Barry-Dimech comments that St. Mary’s employees usually activate the safety devices, but notes, “I find they do not activate soon enough. Some do not activate, while some activate after they remove the needle from the skin and they use the alcohol wipe.” Barry-Dimech says that in terms of injuries while activating safety devices, of the 11 needlesticks in 2006, two injuries were related to disposal, two injuries were related to used lancets not immediately disposed of, two injuries were related to recapping, and five injuries were related to the safety devices not being activated or not activated soon enough. For the injuries reported in 2007, Barry-Dimech says one injury was related to disposal after blood draw, one was related to ABG, one was related to blood draw, one injury occurred after injection (the device did not activate immediately), one injury was related to an insulin pen, and one injury related to a PICC line insertion. And for the injuries reported so far in 2008, Barry-Dimech says one injury was related to recapping, one was related to an IV insertion, one was related to ABG, and one was related to post-injection.

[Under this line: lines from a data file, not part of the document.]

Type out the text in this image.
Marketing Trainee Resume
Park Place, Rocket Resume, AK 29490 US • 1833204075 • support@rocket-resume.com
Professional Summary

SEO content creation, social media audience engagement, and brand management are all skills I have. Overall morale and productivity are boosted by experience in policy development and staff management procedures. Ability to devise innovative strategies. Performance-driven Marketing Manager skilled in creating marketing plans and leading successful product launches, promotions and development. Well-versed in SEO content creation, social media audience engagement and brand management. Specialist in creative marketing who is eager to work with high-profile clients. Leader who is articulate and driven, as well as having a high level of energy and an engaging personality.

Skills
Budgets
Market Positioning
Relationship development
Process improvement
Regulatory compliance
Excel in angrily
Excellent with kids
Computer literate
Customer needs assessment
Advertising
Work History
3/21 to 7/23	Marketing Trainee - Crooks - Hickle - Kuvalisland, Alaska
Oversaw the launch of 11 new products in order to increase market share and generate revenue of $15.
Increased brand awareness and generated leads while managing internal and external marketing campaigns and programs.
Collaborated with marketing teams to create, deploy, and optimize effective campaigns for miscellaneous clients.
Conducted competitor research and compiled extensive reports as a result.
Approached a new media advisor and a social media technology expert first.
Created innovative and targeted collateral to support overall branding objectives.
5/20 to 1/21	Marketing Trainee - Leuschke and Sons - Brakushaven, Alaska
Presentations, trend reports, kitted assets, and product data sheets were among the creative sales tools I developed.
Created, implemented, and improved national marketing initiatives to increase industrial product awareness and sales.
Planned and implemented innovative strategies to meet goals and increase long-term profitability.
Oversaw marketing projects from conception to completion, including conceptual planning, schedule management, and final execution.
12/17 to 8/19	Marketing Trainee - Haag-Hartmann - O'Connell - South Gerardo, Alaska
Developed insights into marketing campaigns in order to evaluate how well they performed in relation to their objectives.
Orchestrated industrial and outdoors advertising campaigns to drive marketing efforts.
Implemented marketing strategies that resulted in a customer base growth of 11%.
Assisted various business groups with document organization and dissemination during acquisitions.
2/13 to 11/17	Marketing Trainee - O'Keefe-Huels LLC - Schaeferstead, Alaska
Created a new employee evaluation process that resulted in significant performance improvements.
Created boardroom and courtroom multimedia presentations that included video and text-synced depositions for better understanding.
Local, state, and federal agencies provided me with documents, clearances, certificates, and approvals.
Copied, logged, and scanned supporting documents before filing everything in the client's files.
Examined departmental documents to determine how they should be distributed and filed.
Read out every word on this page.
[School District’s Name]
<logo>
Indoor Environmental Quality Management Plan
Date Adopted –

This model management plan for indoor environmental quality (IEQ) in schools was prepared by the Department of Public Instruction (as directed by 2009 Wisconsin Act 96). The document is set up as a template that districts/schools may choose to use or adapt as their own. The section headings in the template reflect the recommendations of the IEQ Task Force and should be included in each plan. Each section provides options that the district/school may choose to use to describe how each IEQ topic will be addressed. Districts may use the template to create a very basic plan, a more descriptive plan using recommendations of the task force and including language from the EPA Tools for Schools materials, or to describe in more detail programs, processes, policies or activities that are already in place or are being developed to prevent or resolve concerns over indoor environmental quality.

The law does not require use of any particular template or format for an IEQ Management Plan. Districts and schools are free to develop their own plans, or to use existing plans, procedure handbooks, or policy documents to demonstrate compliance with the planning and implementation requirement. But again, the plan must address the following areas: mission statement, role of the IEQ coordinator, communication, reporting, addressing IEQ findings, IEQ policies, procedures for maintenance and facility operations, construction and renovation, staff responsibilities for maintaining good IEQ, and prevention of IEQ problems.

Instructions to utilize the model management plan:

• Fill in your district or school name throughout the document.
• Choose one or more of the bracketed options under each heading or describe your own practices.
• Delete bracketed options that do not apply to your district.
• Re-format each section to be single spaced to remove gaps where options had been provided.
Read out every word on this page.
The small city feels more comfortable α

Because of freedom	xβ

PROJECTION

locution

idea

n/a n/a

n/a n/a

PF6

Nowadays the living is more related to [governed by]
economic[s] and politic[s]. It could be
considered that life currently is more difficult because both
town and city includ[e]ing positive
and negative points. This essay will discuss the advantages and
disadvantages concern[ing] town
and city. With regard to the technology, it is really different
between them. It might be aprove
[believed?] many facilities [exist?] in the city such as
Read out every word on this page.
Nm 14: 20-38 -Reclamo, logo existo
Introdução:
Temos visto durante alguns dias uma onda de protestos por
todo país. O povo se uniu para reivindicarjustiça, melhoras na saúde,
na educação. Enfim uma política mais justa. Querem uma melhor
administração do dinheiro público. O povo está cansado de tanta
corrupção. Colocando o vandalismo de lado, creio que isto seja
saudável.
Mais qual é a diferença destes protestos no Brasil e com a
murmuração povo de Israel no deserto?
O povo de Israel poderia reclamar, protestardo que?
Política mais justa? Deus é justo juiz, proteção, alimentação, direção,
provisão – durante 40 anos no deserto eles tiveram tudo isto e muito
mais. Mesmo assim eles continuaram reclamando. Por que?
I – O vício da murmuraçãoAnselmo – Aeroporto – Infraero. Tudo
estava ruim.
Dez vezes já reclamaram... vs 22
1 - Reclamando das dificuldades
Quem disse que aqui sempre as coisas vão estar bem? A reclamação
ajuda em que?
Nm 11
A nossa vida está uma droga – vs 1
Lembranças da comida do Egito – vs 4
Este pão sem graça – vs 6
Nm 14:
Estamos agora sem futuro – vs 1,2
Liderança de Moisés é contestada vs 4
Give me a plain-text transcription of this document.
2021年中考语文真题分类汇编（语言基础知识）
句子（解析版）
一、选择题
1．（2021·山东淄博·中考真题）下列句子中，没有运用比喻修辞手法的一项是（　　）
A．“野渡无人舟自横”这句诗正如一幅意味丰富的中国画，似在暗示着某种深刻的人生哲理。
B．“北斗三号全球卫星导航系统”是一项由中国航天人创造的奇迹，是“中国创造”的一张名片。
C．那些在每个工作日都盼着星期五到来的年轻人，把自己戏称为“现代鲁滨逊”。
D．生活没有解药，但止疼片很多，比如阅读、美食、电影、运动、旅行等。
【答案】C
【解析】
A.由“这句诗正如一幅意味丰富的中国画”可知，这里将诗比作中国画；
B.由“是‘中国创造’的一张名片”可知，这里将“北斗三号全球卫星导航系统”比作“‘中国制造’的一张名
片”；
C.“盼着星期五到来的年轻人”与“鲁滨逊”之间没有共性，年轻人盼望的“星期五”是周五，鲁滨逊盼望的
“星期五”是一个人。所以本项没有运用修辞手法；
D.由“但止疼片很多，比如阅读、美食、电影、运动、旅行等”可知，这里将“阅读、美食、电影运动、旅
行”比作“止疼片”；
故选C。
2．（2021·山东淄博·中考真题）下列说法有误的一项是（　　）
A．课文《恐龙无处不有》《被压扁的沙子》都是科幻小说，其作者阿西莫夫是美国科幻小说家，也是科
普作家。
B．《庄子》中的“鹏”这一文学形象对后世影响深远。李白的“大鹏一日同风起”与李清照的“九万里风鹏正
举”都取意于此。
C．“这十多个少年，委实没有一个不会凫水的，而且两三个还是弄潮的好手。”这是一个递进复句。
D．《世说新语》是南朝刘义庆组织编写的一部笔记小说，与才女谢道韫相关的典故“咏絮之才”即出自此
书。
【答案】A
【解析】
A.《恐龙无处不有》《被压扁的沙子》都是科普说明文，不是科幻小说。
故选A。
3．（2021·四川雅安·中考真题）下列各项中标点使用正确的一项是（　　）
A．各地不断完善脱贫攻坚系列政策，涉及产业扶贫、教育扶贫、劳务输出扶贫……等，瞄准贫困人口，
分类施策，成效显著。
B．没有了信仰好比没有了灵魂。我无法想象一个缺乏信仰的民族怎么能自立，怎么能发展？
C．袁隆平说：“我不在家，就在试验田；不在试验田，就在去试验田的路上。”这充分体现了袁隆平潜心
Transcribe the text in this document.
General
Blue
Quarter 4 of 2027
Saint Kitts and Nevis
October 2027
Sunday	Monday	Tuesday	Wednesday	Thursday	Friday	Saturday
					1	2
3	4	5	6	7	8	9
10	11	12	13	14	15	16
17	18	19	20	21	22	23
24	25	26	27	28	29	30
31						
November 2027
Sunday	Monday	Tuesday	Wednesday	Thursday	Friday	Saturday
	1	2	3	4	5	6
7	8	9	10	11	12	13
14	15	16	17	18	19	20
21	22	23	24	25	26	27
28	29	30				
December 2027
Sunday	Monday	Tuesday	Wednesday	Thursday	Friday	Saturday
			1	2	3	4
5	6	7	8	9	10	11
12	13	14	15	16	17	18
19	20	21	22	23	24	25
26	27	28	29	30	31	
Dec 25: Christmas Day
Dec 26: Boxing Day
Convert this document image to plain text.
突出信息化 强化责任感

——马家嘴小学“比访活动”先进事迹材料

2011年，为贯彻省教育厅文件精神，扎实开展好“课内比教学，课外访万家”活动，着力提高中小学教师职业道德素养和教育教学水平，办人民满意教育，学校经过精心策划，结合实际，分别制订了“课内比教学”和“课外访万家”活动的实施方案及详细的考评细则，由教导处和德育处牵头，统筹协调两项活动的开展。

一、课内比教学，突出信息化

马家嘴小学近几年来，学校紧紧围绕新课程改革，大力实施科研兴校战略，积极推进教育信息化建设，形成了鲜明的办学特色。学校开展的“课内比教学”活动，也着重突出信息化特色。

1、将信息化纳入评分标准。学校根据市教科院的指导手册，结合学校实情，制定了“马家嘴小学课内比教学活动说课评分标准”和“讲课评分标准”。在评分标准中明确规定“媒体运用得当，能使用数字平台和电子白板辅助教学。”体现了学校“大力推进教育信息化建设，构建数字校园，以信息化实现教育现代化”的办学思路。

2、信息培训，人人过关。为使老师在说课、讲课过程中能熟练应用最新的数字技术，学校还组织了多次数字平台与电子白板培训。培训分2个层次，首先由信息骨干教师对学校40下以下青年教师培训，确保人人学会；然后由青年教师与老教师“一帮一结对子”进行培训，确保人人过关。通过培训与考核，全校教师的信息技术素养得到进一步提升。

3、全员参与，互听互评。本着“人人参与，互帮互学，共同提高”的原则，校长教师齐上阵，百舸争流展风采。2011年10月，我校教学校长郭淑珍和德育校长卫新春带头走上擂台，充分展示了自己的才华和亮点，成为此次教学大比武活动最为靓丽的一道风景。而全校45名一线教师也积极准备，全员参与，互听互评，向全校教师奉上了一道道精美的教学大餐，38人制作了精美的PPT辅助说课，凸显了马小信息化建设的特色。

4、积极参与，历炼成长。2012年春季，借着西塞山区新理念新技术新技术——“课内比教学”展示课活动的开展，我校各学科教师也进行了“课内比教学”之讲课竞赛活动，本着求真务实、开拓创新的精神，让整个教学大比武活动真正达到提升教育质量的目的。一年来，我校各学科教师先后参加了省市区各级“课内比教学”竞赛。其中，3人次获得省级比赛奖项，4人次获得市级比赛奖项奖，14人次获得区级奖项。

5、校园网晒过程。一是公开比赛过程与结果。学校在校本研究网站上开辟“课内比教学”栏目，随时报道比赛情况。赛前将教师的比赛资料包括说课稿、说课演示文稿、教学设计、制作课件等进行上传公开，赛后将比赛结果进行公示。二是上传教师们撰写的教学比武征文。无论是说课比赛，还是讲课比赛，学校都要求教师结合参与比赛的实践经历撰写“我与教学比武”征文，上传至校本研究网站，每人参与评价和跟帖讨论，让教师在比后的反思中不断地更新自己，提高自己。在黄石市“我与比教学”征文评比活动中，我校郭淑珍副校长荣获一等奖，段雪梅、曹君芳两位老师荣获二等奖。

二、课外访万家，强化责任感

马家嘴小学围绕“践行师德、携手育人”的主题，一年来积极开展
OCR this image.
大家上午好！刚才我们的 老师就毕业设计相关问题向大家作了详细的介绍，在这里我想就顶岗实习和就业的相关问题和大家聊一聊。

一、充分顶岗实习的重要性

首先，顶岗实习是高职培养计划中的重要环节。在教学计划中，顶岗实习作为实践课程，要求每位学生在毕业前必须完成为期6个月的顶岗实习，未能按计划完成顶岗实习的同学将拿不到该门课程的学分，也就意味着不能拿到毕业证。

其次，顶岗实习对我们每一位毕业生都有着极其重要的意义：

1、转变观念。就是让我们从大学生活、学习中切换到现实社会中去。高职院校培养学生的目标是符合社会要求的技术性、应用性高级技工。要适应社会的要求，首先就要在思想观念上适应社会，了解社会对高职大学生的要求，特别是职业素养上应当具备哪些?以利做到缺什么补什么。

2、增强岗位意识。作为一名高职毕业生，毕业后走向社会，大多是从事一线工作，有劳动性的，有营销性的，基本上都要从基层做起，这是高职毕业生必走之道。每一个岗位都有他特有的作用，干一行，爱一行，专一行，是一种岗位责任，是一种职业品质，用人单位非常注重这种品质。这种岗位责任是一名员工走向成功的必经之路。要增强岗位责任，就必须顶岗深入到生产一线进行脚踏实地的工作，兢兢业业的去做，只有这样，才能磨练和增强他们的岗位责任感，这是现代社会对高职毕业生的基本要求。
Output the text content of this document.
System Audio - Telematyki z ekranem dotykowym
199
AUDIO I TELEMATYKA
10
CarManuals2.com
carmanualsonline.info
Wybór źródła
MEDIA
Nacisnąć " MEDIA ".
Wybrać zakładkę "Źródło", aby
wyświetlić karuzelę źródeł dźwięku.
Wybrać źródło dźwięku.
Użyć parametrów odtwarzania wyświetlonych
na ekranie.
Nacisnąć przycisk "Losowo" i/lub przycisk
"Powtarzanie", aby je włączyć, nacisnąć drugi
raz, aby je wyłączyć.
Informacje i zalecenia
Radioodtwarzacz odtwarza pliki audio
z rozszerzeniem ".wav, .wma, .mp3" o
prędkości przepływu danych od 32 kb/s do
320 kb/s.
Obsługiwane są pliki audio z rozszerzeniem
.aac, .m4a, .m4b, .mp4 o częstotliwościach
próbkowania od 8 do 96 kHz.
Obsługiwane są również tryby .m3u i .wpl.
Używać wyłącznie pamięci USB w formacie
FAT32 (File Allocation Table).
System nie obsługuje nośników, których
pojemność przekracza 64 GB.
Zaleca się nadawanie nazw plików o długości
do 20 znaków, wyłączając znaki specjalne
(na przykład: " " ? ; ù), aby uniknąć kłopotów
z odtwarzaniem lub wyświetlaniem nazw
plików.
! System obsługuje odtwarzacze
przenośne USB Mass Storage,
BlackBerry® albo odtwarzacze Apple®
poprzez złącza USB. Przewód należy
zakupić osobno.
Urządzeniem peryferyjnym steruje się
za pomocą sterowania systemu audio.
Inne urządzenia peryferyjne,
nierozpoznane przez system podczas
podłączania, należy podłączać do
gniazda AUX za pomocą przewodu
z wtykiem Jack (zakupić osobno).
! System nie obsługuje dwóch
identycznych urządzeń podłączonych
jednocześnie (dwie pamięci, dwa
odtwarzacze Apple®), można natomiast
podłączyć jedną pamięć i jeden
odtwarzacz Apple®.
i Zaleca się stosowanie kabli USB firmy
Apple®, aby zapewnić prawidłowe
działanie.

“I preach to the masses as often as possible,” Barry-Dimech says. “At least they know who I am and for the most part they have stopped reporting the exposure the next day. We have seen a big improvement in surgery after 2006, although it will always be risky. I now have healthcare workers notifying their supervisor within 30 minutes so we can deal with the exposure immediately (even if it was a stupid thing they did), so that is an improvement. I guess I would say the repeat offenders still have not gotten the message. I would also say that although they activate the device, they often are delayed and that leads to a risky situation. No one should recap, but I still see that. ABGs continue to be an issue because the only safety device is the little plug they put the needle in when they are done. I would also say that for some reason, heparin and insulin sticks have been on the rise. And lastly, I just think they are busy and do not slow down when they are dealing with sharps.”
The Risk of Exposure
One of the most significant occupational hazards faced by HCWs is an injury caused by a contaminated sharp, exposing them to bloodborne pathogens; The Occupational Safety and Health Administration (OSHA) estimates that 5.6 million workers in the healthcare industry and related occupations are at risk of occupational exposure to pathogenic bacteria and viruses such as human immunodeficiency virus (HIV), hepatitis B virus (HBV), hepatitis C virus (HCV), and others. All occupational exposure to blood or other potentially infectious materials (OPIM) places workers at risk for infection with bloodborne pathogens. OSHA defines blood to mean human blood, human blood components, and products made from human blood. OPIM includes the human body fluids of semen, vaginal secretions, cerebrospinal fluid, synovial fluid, pleural fluid, pericardial fluid, peritoneal fluid, amniotic fluid, saliva in dental procedures, any body fluid that is visibly contaminated with blood, and all body fluids in situations where it is difficult or impossible to differentiate between body fluids. OPIM can also mean any unfixed tissue or organ (other than intact skin) from a human (living or dead); and HIV-containing cell or tissue cultures, organ cultures, and HIV- or HBV-containing culture medium or other solutions.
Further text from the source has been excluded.